Bill Gates: Vaccines Can Help Decrease Surplus Population
From Politically Correct to Incorrect
Population control is not a mere eastern innovation but has an impressive pedigree among the sages of the West. In fact, up until the early 20th century, it was politically fashionable for liberals to talk about decreasing the surplus population. 20th century advocates of population control would often draw on the social theories of men like of Sir Francis Galton and Thomas Malthus who, a century earlier, had argued that the poor were draining the world’s recourses. (One of Malthus’s solutions was to reduce the surplus population by introducing policies specifically designed to bring death to large numbers of peasants. For example, he encouraged poor people to move near swamps, so that they would catch diseases and begin dying off.)
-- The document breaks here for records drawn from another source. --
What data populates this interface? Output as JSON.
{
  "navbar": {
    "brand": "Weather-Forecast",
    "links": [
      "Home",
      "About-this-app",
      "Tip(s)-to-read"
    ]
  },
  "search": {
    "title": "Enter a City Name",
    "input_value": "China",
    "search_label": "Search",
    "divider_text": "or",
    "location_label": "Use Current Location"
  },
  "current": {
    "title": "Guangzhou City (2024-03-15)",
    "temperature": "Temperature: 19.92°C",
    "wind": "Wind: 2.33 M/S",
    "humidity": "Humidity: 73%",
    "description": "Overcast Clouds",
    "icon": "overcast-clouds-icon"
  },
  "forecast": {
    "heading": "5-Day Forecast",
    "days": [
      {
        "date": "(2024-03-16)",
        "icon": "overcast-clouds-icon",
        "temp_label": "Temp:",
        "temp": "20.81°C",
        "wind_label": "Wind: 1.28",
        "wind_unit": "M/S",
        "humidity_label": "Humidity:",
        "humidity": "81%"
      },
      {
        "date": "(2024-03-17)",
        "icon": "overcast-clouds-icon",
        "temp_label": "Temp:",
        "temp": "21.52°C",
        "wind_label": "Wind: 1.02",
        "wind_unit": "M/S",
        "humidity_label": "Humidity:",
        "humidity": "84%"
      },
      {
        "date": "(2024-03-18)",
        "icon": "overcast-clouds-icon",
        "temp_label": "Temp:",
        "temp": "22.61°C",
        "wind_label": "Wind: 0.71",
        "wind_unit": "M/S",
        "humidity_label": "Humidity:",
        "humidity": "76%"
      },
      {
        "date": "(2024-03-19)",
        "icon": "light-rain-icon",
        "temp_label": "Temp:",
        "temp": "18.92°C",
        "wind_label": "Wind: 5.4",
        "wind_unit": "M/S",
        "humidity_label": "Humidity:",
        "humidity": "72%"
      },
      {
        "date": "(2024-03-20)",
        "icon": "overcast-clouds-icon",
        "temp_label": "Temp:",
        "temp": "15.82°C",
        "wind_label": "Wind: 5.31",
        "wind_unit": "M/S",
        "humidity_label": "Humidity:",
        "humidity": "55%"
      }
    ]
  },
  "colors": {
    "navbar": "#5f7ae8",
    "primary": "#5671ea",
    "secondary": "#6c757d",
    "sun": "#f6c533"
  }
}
Throughout the 20th century, Malthusian ideas on population control were linked to theories of eugenics and social Darwinism. It was not until Hitler tried to move these ideas out of the anthropology class and into the gas chamber that population control stopped being a politically correct topic.
It wouldn’t take long for the sceptre of Hitler to wear off. Following the huge birth explosion that occurred in the mid to late 20th century, population control gradually returned to the national limelight. But this time, instead of being explicitly linked to theories like eugenics and social Darwinism, it was propelled by the emerging ideology of environmentalism.
While it was still not politically correct to appeal to social planners like Galton and Malthus, the basic concern that these men shared resurfaced, namely, that there will be a demographic Armageddon if human beings continue to expand while the resources on earth continue to be limited. Thus, it became politically correct to once again advocate population control.